River in southern East Siberia, Russia

The Bambuyka (Бамбуйка) is a river in Buryatia, southern East Siberia, Russia. It is 172 km long, and has a drainage basin of 4170 km2.

The only inhabited place in the area is Bambuyka, Muysky District, a small hamlet located close to the mouth of the river.

==Course==
The Bambuyka is a left tributary of the Vitim. Its sources are in a small lake close to the southwestern slope of Muisky Gigant, the highest peak of the Southern Muya Range.
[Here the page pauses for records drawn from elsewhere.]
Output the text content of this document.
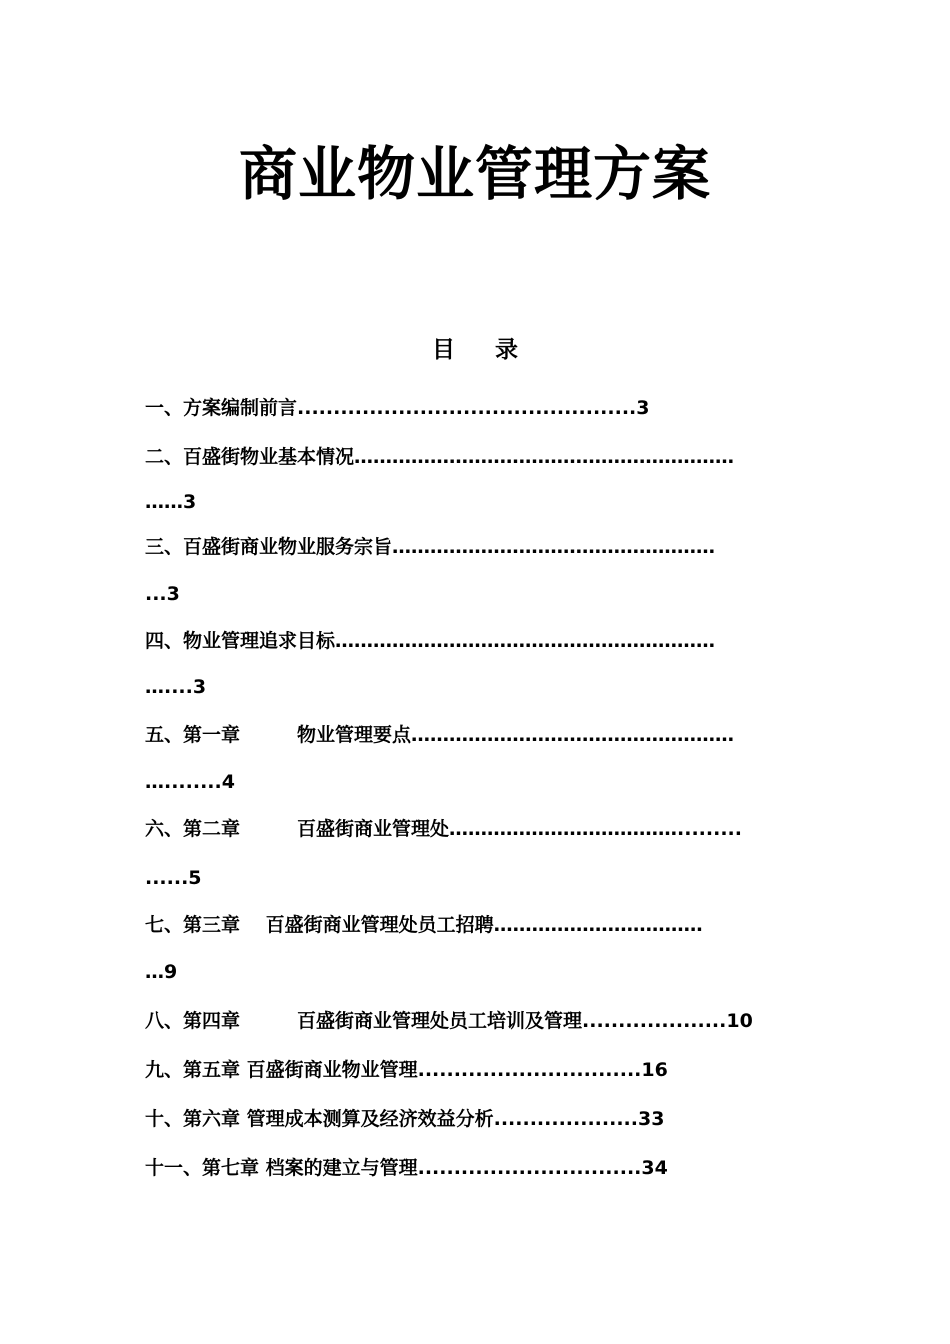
商业物业管理方案
目 录
一、方案编制前言...............................................3
二、百盛街物业基本情况……………………………………………………
……3
三、百盛街商业物业服务宗旨……………………………………………
...3
四、物业管理追求目标……………………………………………………
…....3
五、第一章　　　物业管理要点……………………………………………
…........4
六、第二章　　　百盛街商业管理处……………………………….........
......5
七、第三章　 百盛街商业管理处员工招聘……………………………
…9
八、第四章　　　百盛街商业管理处员工培训及管理....................10
九、第五章 百盛街商业物业管理...............................16
十、第六章 管理成本测算及经济效益分析....................33
十一、第七章 档案的建立与管理...............................34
The river flows first in a SSE direction across mountainous terrain. It bends east close to the east of a sharp bend of the Tsipa and flows roughly in an eastward direction. Then it bends again and flows southeastwards. In its lower course it bends gradually, meandering northeastwards in a floodplain, until it finally meets the left bank of the Vitim 812 km from its mouth in the Lena.

===Tributaries===
The longest tributaries of the Bambuyka are the 75 km long Bambukoy on the left, as well as the 42 km long Pashkov-Klyuch and the 55 km long Golyube on the right.